Gamper’s opposition was along the lines of the ideological arguments presented by conservative opponents of the bill, that greedy local governments may overstep their bounds to reap the financial rewards of redevelopment and abuse eminent domain.


The California League of Cities, which represents the entities that benefited the most from redevelopment and are still fighting its dissolution, has yet to take a position on the bill.


Likewise, the administration has yet to take a position on Steinberg’s bill, according to spokesman H.D. Palmer.


“The establishment of additional or new economic development tools at the local level is premature until it’s clearly demonstrated that the local governments are complying with the winding down of redevelopment agencies,” he said.


Palmer added that the dissolution of redevelopment has saved the state over $4 billion so far. While the administration is motivated to reduce greenhouse gas emissions, it is uncertain whether they are willing to sacrifice those fiscal benefits.
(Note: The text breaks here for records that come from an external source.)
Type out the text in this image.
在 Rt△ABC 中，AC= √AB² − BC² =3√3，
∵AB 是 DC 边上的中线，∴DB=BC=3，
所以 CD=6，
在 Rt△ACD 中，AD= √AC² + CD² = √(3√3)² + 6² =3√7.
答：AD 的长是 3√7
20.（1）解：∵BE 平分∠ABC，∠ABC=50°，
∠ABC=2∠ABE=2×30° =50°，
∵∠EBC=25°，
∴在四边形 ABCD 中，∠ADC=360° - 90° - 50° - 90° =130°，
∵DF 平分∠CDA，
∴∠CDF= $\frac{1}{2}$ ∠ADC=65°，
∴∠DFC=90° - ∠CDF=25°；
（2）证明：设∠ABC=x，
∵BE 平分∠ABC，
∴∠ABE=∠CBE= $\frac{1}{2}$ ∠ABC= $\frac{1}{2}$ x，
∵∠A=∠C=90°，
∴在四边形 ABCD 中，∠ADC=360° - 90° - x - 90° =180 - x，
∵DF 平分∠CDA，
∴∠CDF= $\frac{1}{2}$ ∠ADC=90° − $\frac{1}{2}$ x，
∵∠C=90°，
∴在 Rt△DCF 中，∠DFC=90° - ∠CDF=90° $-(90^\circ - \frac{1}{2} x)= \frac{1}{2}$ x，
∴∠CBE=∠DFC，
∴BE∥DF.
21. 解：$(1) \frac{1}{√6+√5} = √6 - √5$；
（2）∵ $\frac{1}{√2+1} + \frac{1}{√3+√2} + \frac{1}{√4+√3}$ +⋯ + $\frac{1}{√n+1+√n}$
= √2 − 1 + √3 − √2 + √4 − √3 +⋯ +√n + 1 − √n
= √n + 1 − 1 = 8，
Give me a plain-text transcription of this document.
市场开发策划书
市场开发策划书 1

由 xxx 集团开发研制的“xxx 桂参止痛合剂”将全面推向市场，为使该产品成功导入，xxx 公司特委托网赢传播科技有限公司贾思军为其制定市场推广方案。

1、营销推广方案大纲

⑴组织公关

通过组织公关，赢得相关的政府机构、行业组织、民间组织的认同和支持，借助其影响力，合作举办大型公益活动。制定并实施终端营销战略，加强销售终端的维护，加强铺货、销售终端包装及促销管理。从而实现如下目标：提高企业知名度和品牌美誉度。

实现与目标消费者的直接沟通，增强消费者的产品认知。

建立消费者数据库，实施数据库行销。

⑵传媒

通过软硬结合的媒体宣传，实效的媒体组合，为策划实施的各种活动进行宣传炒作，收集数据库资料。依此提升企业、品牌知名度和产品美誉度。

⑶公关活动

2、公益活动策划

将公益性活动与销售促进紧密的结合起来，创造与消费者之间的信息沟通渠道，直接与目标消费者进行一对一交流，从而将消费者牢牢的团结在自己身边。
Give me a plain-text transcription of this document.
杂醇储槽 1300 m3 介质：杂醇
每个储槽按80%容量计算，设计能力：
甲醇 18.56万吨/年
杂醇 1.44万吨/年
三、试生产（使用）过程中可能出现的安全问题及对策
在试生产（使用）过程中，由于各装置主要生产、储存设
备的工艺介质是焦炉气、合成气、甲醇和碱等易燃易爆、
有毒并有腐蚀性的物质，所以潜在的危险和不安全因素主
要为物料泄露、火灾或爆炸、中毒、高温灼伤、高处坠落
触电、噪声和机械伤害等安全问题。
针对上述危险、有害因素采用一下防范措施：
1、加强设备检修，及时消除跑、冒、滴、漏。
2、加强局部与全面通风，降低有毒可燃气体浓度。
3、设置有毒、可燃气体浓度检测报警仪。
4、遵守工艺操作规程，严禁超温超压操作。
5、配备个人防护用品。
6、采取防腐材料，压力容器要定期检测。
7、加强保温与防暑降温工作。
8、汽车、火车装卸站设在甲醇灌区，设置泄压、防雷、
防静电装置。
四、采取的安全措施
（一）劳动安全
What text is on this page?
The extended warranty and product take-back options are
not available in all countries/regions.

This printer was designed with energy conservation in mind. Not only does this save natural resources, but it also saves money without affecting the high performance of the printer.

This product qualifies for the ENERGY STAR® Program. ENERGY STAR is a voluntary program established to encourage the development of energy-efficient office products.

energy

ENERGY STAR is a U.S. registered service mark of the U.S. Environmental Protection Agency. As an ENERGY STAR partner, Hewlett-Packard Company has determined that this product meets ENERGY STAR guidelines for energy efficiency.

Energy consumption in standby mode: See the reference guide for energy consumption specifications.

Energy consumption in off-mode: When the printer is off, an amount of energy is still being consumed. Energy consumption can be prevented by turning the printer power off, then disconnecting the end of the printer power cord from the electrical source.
Meanwhile, two other proposals in the Legislature likewise seek to change Brown’s mind about redevelopment.


Sen. Lois Wolk, D-Davis, is carrying SB 33, which focuses on infrastructure finance districts, while Assemblymember Luis Alejo, D-Watsonville, has authored AB 1080, which is similar to SB 1, but focuses on poverty and deterioration rather than transit areas as a standard for determining redevelopment areas.


According to Dan Carrigg, legislative director for the League, the League supports SB 33 and AB 1080.


“In an ideal world, we would hope the governor would sign a variety of bills,” Carrigg, said. “There’s a difference in where each tool be used that separates [the bills], we’re not against any specific tool.”